Icons of Twentieth Century Landscape Design

Posted on January 25th, 2010 by Charles Boot

Katie Campbell, Icons of Twentieth Century Landscape Design (London: Frances Lincoln, 2006), 176 pp., illus. in colour and black-and-white, £30.00 (hbk), ISBN 0-711-22533-8

Katie Campbell, a postgraduate researcher in garden history, has chosen twenty-nine landscapes in Europe, North and South America and has built these into lively and searching case studies of changing attitudes to the moulding of spaces around buildings in the twentieth century. There is a wide range of types and scales of sites, which includes industrial, funereal, park, museum and monumental associations, many of which are open to the public. Most are well known to the interested explorer of twentieth-century design — Guevrekian’s Villa Noailles at Hyères, Le Corbusier’s Villa Savoye, Frank Lloyd Wright’s Fallingwater, Thomas Church’s Dewey Donnell Garden and Ian Hamilton Finlay’s Little Sparta, for instance – but there are less prominent examples, such as Brenda Colvin’s Eggborough Power Station and José Luis Sert’s Maeght Foundation. Several built features have only their own, non-green landscapes, such as Ludwig Mies van der Rohe’s Barcelona Pavilion and Maya Lin’s Vietnam Veterans’ Memorial in Washington, DC. The small but significant gardens of Martha Schwartz (Bagel Garden) and Derek Jarman’s Prospect Cottage, Dungeness, have been included.

Campbell explains in her Introduction that the examples are linked to the changes in twentieth-century social, political and cultural history, which have ‘pushed the boundaries’ and challenged ‘assumptions about the form, use and meaning of landscape’ away from the dominant conservative attitudes of recent times. Each site is explored in depth, its landscape architect placed in his/her own historical context, and the landscape related to the ideas and philosophies which influenced their maker. Christian and non-Christian symbolism melding with nature formed the Woodland Cemetery at Enskede in Stockholm. Communal living was a key factor in the building of the Maeght Foundation in St-Paul-de-Vence, though this ideal was eventually abandoned. Colvin’s 1947 warning about the damaging ecological consequences of man’s activities on the planet must have been uppermost in her mind as she designed her Yorkshire power station in 1962. Isamu Noguchi’s garden in the UNESCO building in Paris is described as ‘a very personal combination of Japanese philosophy and modernist aesthetics’. Martha Schwartz, a follower of Noguchi, was able to make a name for herself by exposing the ‘staid and predictable’ nature of American landscape architects by poking fun at them in a garden decorated with the perishable bagel.

The poetry and preoccupation with war in the pastoral setting of Ian Hamilton Finlay’s Little Sparta and Charles Jencks’s evolving explanations about his scientific approach to his Garden of Cosmic Speculation are expanded and carefully explained. The book draws to a close with a perceptive appreciation of the landscape around Daniel Libeskind’s startling and shocking Jewish Museum in Berlin.

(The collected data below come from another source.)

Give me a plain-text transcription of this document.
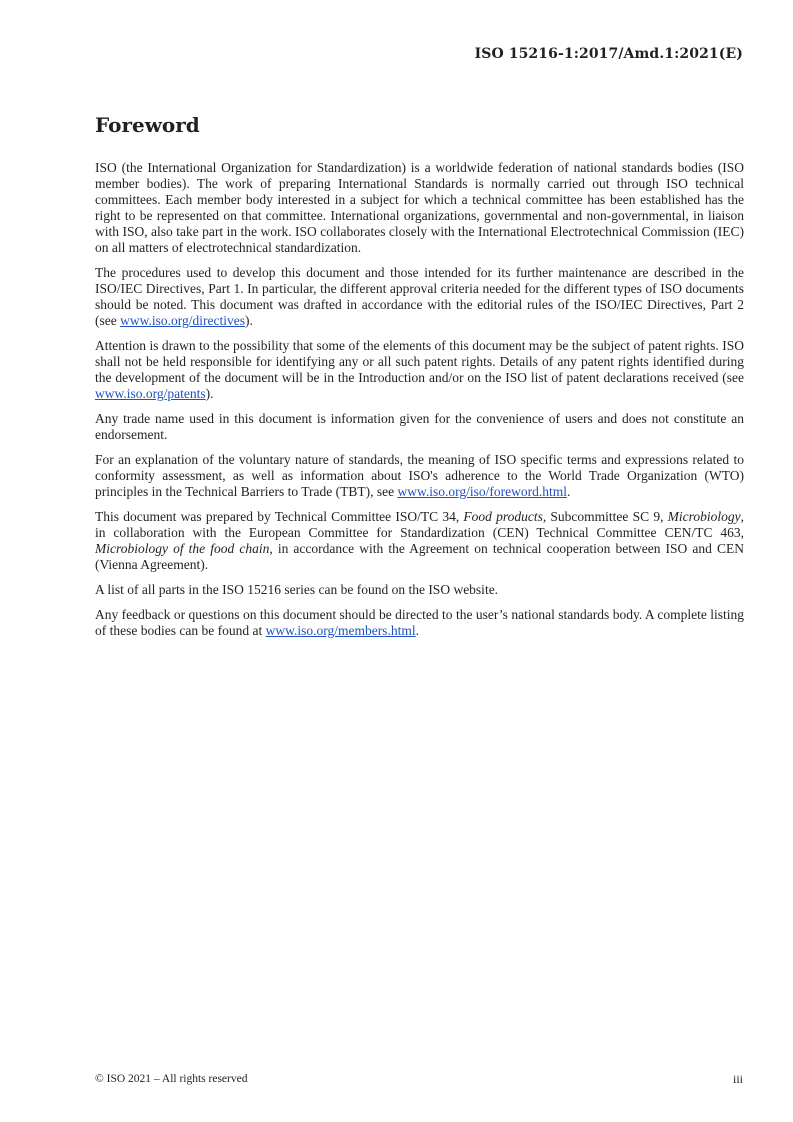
ISO 15216-1:2017/Amd.1:2021(E)
Foreword

ISO (the International Organization for Standardization) is a worldwide federation of national standards bodies (ISO member bodies). The work of preparing International Standards is normally carried out through ISO technical committees. Each member body interested in a subject for which a technical committee has been established has the right to be represented on that committee. International organizations, governmental and non-governmental, in liaison with ISO, also take part in the work. ISO collaborates closely with the International Electrotechnical Commission (IEC) on all matters of electrotechnical standardization.

The procedures used to develop this document and those intended for its further maintenance are described in the ISO/IEC Directives, Part 1. In particular, the different approval criteria needed for the different types of ISO documents should be noted. This document was drafted in accordance with the editorial rules of the ISO/IEC Directives, Part 2 (see www.iso.org/directives).

Attention is drawn to the possibility that some of the elements of this document may be the subject of patent rights. ISO shall not be held responsible for identifying any or all such patent rights. Details of any patent rights identified during the development of the document will be in the Introduction and/or on the ISO list of patent declarations received (see www.iso.org/patents).

Any trade name used in this document is information given for the convenience of users and does not constitute an endorsement.

For an explanation of the voluntary nature of standards, the meaning of ISO specific terms and expressions related to conformity assessment, as well as information about ISO's adherence to the World Trade Organization (WTO) principles in the Technical Barriers to Trade (TBT), see www.iso.org/iso/foreword.html.

This document was prepared by Technical Committee ISO/TC 34, Food products, Subcommittee SC 9, Microbiology, in collaboration with the European Committee for Standardization (CEN) Technical Committee CEN/TC 463, Microbiology of the food chain, in accordance with the Agreement on technical cooperation between ISO and CEN (Vienna Agreement).

A list of all parts in the ISO 15216 series can be found on the ISO website.

Any feedback or questions on this document should be directed to the user’s national standards body. A complete listing of these bodies can be found at www.iso.org/members.html.

© ISO 2021 – All rights reserved	iii
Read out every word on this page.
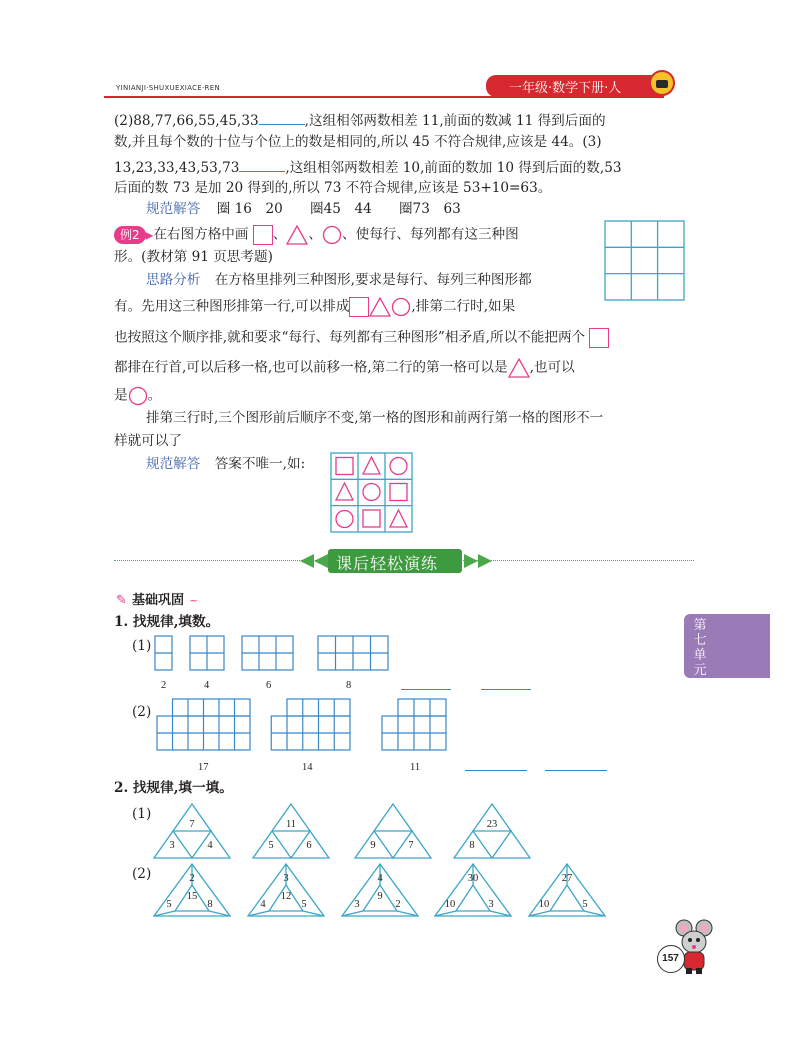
YINIANJI·SHUXUEXIACE·REN	一年级·数学下册·人
(2)88,77,66,55,45,33	,这组相邻两数相差 11,前面的数减 11 得到后面的
数,并且每个数的十位与个位上的数是相同的,所以 45 不符合规律,应该是 44。(3)
13,23,33,43,53,73	,这组相邻两数相差 10,前面的数加 10 得到后面的数,53
后面的数 73 是加 20 得到的,所以 73 不符合规律,应该是 53+10=63。
规范解答 圈 16　20　　圈45　44　　圈73　63
例2 ▶在右图方格中画 、 、 、使每行、每列都有这三种图
形。(教材第 91 页思考题)
思路分析 在方格里排列三种图形,要求是每行、每列三种图形都
有。先用这三种图形排第一行,可以排成	,排第二行时,如果
也按照这个顺序排,就和要求“每行、每列都有三种图形”相矛盾,所以不能把两个
都排在行首,可以后移一格,也可以前移一格,第二行的第一格可以是 ,也可以
是 。
排第三行时,三个图形前后顺序不变,第一格的图形和前两行第一格的图形不一
样就可以了
规范解答 答案不唯一,如:
课后轻松演练
✎ 基础巩固 ~
第
七
单
元
1. 找规律,填数。
(1)
2	4	6	8
(2)
17	14	11
2. 找规律,填一填。
(1)
7
3	4
11
5	6	9	7
23
8
(2)	2
15
5	8
3
12
4	5
4
9
3	2
30
10	3
27
10	5
157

Campbell has visited many of the sites, and clearly much research has underpinned the case studies. It is a pity, however, that she does not acknowledge any of her sources, and does not include a bibliography. For the student of landscape it is important to be able to follow up primary material, and to separate the anecdotal from the factual. Who made the ‘many imitations’ of Jarman’s garden? Campbell repeats the myth about an American oak which is supposed to produce flame-red leaves at the Kennedy Memorial at Runnymede at the anniversary of his assassination. Can Bentley Wood really be considered a Christopher Tunnard garden? Serge Chermayeff had laid out the greater part, only leaving Tunnard some flowerbeds to construct. Neither did Tunnard ‘create a modern British landscape style’ for Bentley Wood — or anywhere else. Though exasperated by British resistance to Modernism, he was unable to devise a modernist style himself — in common with Le Corbusier at Villa Savoye. Generalizations such as ‘European formality’ are misleading: the Dutch and the Germans have produced ‘natural’ landscapes which owe their creation to their concentration on horticulture. It is also a pity that none of the recent horticulturists who use trees, shrubs and plants in an architectural manner — such as the Spaniard Fernando Caruncho — has been included here. And sadly, there are too many embarrassing errors in the spelling of the names of sites and makers.